Uma comitiva de alto nível do CEN, integrada por lideranças como o subdiretor de Inovação Gabriel Olivares e o tenente Matías Ramírez, visitou a Divisão Ventanas da Codelco para analisar de perto o processo de refino e as propriedades dos cátodos produzidos no local. A visita formalizou a criação de uma mesa técnica conjunta para determinar a viabilidade do metal em missões espaciais, aproveitando sua elevada condutividade térmica e sua capacidade de atuar como blindagem natural contra interferências eletromagnéticas.

Precedente Histórico e Expansão Industrial

Embora o uso do metal nos veículos espaciais chilenos ainda esteja em fase de pesquisa laboratorial — sem confirmação de aplicação imediata nos primeiros satélites —, o setor vê a iniciativa com otimismo. A Codelco carrega um precedente de peso na indústria aeroespacial: em 2005, forneceu o cobre utilizado no módulo da Sonda Deep Impact, da NASA, que interceptou com sucesso o Cometa Tempel 1.

A aproximação ocorre em um momento de intensa atividade na Base Aérea Los Cerrillos. Inaugurado no final de 2025, o Centro Espacial Nacional já abandonou a prancheta e opera a pleno vapor em sua sala limpa. Engenheiros e especialistas da FACh trabalham atualmente na montagem mecânica e integração dos satélites SNSAT-1 e SNSAT-2. Com cerca de 23 quilos cada e dotados de sensores multiespectrais, os equipamentos representam uma etapa vital de aprendizado e capacitação tecnológica para o país, com lançamento agendado para 2027.

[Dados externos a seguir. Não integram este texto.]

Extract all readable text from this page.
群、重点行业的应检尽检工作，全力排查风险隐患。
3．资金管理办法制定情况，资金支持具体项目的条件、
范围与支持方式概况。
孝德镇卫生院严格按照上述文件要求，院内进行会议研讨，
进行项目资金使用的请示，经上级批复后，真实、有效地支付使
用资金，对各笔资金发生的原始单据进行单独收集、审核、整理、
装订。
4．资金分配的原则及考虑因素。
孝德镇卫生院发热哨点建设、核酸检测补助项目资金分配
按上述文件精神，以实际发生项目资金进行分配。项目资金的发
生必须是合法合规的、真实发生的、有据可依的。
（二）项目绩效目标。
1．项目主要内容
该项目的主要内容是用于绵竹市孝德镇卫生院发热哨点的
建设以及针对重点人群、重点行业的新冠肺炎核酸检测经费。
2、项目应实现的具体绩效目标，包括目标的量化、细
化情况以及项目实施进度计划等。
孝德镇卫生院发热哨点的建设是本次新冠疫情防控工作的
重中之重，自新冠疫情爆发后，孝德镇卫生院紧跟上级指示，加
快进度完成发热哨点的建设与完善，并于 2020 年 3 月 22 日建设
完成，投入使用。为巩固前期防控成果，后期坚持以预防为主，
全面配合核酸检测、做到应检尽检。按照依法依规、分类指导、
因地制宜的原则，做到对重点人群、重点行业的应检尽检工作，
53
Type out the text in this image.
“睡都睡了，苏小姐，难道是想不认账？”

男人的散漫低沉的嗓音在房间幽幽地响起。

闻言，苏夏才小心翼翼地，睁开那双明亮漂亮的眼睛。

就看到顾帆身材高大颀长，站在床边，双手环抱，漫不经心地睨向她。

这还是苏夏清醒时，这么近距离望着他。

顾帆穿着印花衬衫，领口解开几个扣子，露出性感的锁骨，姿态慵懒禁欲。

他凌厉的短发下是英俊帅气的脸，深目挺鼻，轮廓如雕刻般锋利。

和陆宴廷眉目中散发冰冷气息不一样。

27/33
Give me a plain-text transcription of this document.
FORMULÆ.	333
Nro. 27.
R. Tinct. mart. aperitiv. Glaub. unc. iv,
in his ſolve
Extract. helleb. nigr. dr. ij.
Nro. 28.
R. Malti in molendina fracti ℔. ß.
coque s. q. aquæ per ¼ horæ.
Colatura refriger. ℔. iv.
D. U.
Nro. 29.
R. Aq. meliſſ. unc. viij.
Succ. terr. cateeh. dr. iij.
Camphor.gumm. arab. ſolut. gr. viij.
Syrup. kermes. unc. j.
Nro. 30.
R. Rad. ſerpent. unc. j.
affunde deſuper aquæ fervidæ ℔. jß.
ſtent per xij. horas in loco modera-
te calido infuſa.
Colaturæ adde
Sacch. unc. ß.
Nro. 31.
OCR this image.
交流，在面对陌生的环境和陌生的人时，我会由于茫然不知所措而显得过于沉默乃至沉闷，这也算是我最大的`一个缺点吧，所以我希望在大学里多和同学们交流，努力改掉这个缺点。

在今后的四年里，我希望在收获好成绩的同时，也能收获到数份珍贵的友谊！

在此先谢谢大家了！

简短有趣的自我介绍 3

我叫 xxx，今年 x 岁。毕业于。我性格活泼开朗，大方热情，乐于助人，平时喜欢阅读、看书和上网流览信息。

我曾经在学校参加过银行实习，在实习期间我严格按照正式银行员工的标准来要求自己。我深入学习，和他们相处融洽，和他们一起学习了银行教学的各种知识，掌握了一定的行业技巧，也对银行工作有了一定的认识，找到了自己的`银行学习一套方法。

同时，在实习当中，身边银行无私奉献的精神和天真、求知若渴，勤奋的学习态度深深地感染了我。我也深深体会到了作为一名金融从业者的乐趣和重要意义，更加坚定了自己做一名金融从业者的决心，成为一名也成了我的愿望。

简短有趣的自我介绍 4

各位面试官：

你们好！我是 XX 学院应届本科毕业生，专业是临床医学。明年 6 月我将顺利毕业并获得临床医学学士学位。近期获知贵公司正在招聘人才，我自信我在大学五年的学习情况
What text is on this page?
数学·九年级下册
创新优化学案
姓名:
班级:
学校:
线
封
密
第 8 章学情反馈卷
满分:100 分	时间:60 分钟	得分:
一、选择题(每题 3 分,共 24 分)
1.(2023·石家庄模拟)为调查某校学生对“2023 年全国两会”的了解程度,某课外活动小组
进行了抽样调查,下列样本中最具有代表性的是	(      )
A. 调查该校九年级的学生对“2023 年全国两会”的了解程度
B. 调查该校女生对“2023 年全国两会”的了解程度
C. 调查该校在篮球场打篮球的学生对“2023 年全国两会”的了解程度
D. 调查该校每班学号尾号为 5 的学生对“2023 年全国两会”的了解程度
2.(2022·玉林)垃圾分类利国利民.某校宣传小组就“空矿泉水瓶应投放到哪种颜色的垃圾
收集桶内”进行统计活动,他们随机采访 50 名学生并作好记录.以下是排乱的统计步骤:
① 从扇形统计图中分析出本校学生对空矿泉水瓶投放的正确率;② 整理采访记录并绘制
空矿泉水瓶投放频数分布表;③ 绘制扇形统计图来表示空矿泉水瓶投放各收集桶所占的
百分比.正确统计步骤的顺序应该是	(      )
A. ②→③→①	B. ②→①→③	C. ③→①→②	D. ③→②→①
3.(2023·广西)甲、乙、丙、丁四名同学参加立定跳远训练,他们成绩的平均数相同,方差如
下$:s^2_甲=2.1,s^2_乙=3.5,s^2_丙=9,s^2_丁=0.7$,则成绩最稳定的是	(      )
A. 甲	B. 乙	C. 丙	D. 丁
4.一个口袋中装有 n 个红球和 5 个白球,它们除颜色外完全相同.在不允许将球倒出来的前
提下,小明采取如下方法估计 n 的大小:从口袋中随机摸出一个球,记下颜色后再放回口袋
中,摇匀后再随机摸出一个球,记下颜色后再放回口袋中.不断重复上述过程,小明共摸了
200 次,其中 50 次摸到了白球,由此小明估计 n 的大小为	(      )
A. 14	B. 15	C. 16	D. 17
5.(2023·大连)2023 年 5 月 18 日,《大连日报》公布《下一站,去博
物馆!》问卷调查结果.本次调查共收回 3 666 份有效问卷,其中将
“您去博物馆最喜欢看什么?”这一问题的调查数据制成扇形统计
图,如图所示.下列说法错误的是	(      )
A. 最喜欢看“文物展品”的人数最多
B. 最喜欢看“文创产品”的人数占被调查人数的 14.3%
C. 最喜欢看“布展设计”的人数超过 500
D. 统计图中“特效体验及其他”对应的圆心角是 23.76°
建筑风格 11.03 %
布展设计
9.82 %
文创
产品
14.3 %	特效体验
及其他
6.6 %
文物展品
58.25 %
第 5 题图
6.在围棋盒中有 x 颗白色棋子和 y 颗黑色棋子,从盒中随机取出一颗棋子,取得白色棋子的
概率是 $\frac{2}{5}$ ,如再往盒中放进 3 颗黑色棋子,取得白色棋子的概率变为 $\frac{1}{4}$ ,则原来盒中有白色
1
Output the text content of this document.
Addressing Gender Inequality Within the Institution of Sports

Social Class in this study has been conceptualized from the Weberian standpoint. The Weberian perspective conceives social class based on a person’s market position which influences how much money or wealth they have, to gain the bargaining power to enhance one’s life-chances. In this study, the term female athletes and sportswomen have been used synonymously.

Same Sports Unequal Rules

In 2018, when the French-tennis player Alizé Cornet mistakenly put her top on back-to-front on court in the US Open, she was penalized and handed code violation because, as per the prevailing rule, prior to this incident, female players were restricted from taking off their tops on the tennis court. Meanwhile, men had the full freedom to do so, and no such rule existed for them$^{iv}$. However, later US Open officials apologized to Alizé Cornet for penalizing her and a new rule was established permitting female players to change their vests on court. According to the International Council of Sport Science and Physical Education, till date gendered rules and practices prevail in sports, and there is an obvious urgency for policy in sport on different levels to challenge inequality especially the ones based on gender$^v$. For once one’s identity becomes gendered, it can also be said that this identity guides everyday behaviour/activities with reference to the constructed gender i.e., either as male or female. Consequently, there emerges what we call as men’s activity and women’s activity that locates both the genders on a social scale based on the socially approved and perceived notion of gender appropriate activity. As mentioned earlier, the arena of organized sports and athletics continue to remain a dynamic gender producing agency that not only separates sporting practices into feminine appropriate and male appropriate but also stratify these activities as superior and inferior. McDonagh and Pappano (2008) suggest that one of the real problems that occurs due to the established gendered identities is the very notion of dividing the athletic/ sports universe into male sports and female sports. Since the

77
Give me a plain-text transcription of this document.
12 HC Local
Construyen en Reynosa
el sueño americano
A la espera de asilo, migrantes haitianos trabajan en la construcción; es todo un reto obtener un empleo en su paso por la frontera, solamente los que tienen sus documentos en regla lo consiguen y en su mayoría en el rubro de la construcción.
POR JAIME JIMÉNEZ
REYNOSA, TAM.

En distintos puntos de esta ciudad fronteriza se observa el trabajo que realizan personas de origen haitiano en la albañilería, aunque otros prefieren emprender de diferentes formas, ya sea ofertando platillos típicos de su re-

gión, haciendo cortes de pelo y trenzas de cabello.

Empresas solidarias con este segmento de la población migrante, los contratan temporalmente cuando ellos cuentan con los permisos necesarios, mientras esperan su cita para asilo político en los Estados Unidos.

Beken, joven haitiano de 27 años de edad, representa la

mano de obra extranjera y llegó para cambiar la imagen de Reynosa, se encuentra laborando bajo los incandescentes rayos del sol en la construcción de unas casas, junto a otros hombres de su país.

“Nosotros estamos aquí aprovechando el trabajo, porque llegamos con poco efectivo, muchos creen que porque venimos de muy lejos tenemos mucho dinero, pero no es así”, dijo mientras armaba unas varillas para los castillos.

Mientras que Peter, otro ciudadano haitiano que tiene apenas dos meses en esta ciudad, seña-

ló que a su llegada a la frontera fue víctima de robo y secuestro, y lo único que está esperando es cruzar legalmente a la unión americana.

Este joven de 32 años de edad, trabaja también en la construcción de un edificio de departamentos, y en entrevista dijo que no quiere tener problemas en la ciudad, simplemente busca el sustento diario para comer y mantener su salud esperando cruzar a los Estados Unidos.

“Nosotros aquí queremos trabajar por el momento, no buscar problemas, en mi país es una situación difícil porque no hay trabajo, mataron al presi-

Constelação Nacional e Horizontes até 2030

O programa espacial chileno segue uma linha de desenvolvimento progressivo que combina a fabricação local com a transferência internacional de conhecimento:

* Projeto ECHO-1 (FASat ECO1): Satélite de 200 quilos focado em observação de alta resolução, construído em parceria com Israel, Estados Unidos e Itália pela ImageSat International. O projeto serve de base para o ECHO-2, que será integralmente construído no Chile até o final de 2028.

* Sistema Nacional de Satélites: A meta estipulada para 2030 prevê uma constelação completa de sete microssatélites SNSAT e dois satélites ECHO, além de estudos em andamento para plataformas de comunicação e radares regionais em Punta Arenas.

* Legado em órbita: Enquanto a nova geração ganha forma, o veterano FASat-Charlie, em órbita desde 2011, continua fornecendo imagens essenciais para operações terrestres e exercícios militares, como o Salitre 2026.

Se a mesa técnica entre a Codelco e o CEN validar o uso do cobre de Ventanas, o Chile poderá alcançar uma sinergia inédita: conectar sua herança mineira secular à vanguarda da indústria aeroespacial global, agregando valor tecnológico extremo ao seu principal recurso natural.